Again, what the hell were we thinking? Shit, Al Gore was in that '88 primary — we could have had him then, before he lost and found himself. Thank God bat-shit crazy Ross Perot jumped in to raise the motherfucking roof in 1992, or Clinton would have also lost and slithered back to his Arkansas lair. And even Clinton, the only Dem prez in 28 years, wasn't supposed to happen. The party wanted Mario Cuomo, who was too busy having his Hamlet moment to summon the balls to take on H.W.
True to form, we somehow managed to turn the White House back over to its rightful owners after the Clinton administration, despite the general success of the Clinton years — budget surpluses, no debt, low unemployment, reduced crime nationwide, rolled-back welfare, downsized federal government, peace and prosperity. (One could argue that Clinton was the most successful true conservative since Eisenhower.) Clinton was a difficult man, and our country's relationship to him was and is as tangled as any we've ever had with a public figure, but the fact is, he left office with a 65 percent approval rating — the highest of any president since World War II. All we Dems had to do to beat George Bush, a smug, complacent silver-spooner — who by just about every measure of a man is what we used to call a punk, or a punk-ass, depending — was keep the momentum going.
Enter big mo' killer Al Gore. Not the been-to-the-desert-on-a-horse-with-no-name-and-I'm-back-to-save-the-world, Nobel Prize–winning Al Gore. Not the youthful, pre-Clinton Al Gore. No, we ran the wooden, disingenuous, say-anything, wear-cowboy-boots-if-I-have-to, turn-my-back-on-my-former-benefactor Al Gore. This was the Gore who seemed to have no clue who he was or what he stood for. The Al Gore who may have been the only Al Gore who could have lost that election, even if he kind of won it.
The Dems had a golden opportunity to seize the White House from the poseur and liar in 2004, when much of the country was slowly starting to realize we'd been swindled. All it required was someone to grab that opportunity, to crystallize the moment, to have the audacity to call it like it was, to show people how badly they'd been had. But instead of that man, Howard Dean, we picked John Kerry, a guy who is so stiff he makes the 2000 Al Gore seem like a limbo dancer. It's hard to imagine Dean, of the wrestler's neck and bulging veins, sitting by helplessly getting Swift Boated. More likely, he would have body-slammed the fools who tried to Swift Boat him.
All these missed opportunities have added up to years and years of public neglect of the state of our union. What were we thinking? Well, the answer is, we Dems don't think. We act emotionally, almost like children. We get swept up in things, like Ferraro's hair or Dukakis' Massachusetts Miracle, or whatever it was we liked about him.
And now, as I listen to Ted Kennedy in the background endorsing Barack Obama, talking about the new politics of hope and change and unity and about closing the door on the politics of fear and division, etc., I can feel it happening again.
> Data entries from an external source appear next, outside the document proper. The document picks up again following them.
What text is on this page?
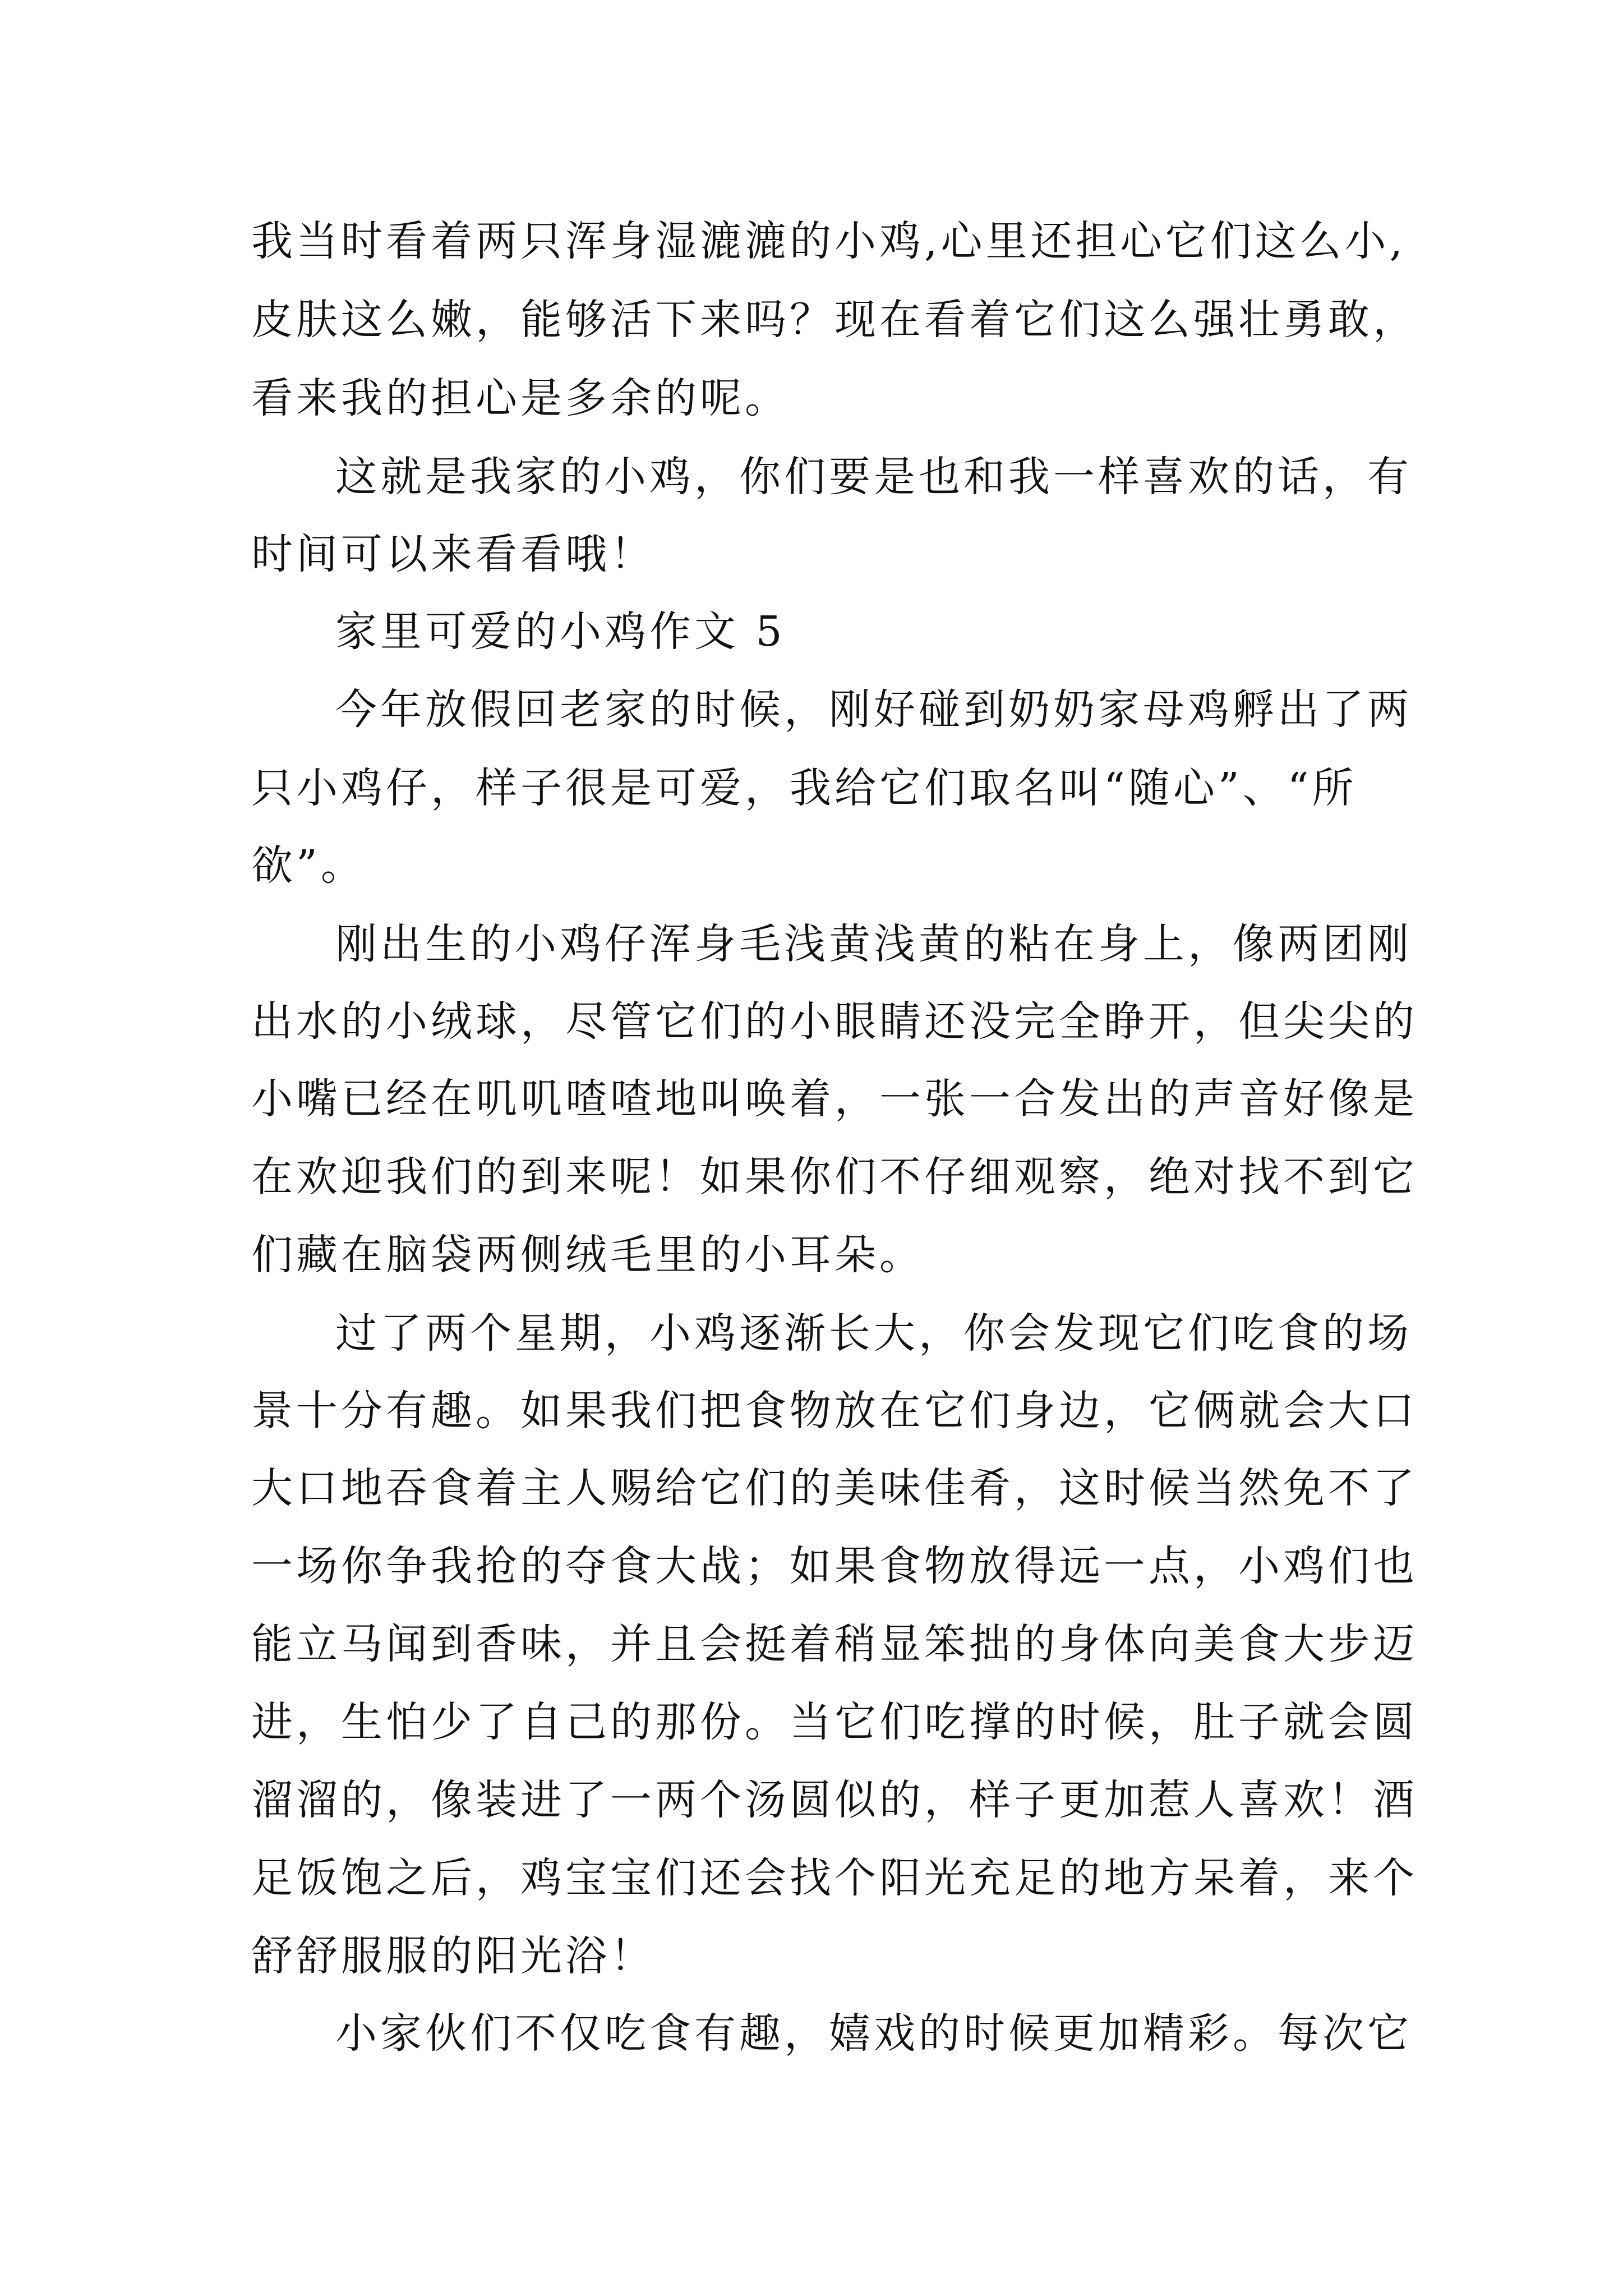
我当时看着两只浑身湿漉漉的小鸡,心里还担心它们这么小,
皮肤这么嫩，能够活下来吗？现在看着它们这么强壮勇敢，
看来我的担心是多余的呢。
这就是我家的小鸡，你们要是也和我一样喜欢的话，有
时间可以来看看哦！
家里可爱的小鸡作文 5
今年放假回老家的时候，刚好碰到奶奶家母鸡孵出了两
只小鸡仔，样子很是可爱，我给它们取名叫“随心”、“所
欲”。
刚出生的小鸡仔浑身毛浅黄浅黄的粘在身上，像两团刚
出水的小绒球，尽管它们的小眼睛还没完全睁开，但尖尖的
小嘴已经在叽叽喳喳地叫唤着，一张一合发出的声音好像是
在欢迎我们的到来呢！如果你们不仔细观察，绝对找不到它
们藏在脑袋两侧绒毛里的小耳朵。
过了两个星期，小鸡逐渐长大，你会发现它们吃食的场
景十分有趣。如果我们把食物放在它们身边，它俩就会大口
大口地吞食着主人赐给它们的美味佳肴，这时候当然免不了
一场你争我抢的夺食大战；如果食物放得远一点，小鸡们也
能立马闻到香味，并且会挺着稍显笨拙的身体向美食大步迈
进，生怕少了自己的那份。当它们吃撑的时候，肚子就会圆
溜溜的，像装进了一两个汤圆似的，样子更加惹人喜欢！酒
足饭饱之后，鸡宝宝们还会找个阳光充足的地方呆着，来个
舒舒服服的阳光浴！
小家伙们不仅吃食有趣，嬉戏的时候更加精彩。每次它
It's happening to me. The sweep of history is seductive. We're in a moment when a woman and an African-American are making real bids for the presidency of the United States, and you can bleat and protest all you want, but this moment, this momentum for Clinton and Obama, really is a lot about gender and race. And rightfully so. It's cool, man. It really is. I like it too. I want a woman and a black man as president, preferably a woman who is a black man. But then I realize that despite their power as metaphors, Clinton and Obama are politicians whose filthy-rich campaigns are stocked with money as dirty and loaded as any establishment politicians who have ever run. They walk in the door compromised.
And somewhere deep inside, I know this isn't about metaphors, or about unifying us (no one person can unify us). It isn't about empty Reaganesque catchwords like change and hope. No, as we head into a deep and structural recession brought on by the callousness, greed, incompetence and duplicity (permanent tax cuts and permanent war!) of the Bush years, I realize that this is about the same thing it was about when those steelworkers were jumping off bridges in my hometown — it's about economic terror and injustice in a land of winners and losers and very little in between. John Edwards really got this; did from the beginning. Too bad we didn't pick him.